A phrase begins life as a literary expression; its felicity leads to its lazy repetition; and repetition soon establishes it as a legal formula, undiscriminatingly used to express different and sometimes contradictory ideas.’

This beautifully expressed condemnation of weak legal reasoning was directed at one of the law’s most confusing doctrines-the doctrine of “assumption of the risk.” Strange it is that with the aid of such fine critical comment the courts are still, twenty-eight years later, struggling with this discredited notion and its infamous Latin cousin volenti non fit injuria.

These two doctrines have been locked into the legal lexicon in the State of Washington for many years, and find their greatest expression in the case of Walsh v. West Coast Coal Mines. That case defined assumption of risk and volenti non fit injuria as being based on the general concept that if one knowing and comprehending a danger voluntarily exposes himself to it, even though not negligent in so doing, he is deemed to have assumed the risk and is precluded from recovery for an injury resulting therefrom. The distinction drawn between the two expressions is that we are to call the former a “doctrine” and the latter a “maxim.” In any event, the only difference between these two theories is that assumption of risk applies to only the master and servant relationship, or other contractual situations, whereas volenti non fit injuria applies independently of any such contract relation.

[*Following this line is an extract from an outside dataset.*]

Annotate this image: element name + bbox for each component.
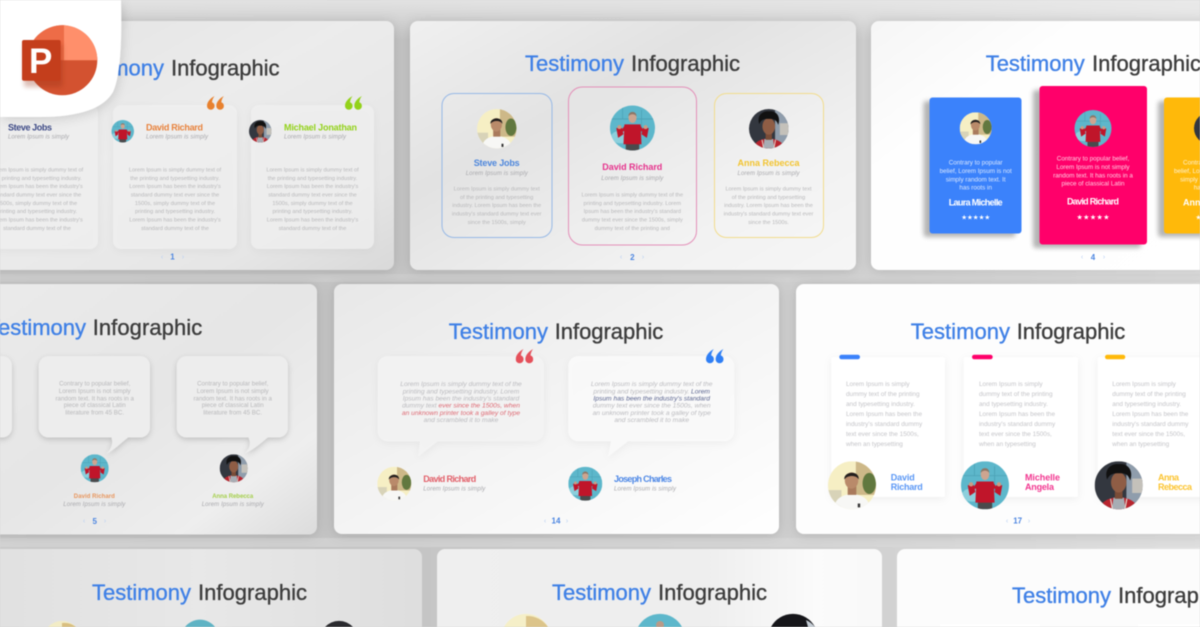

The court in the Walsh case then iterated the distinction between the “doctrine” and the “maxim” on the one hand, and con-tributory negligence on the other. Noting that great similarities do in fact exist, the court went on to explain that contributory negligence involves some fault or breach of duty on the part of the plaintiff, while assumption of risk or volenti non fit injuria may bar recovery even though the plaintiff may be free of affirmative negligence.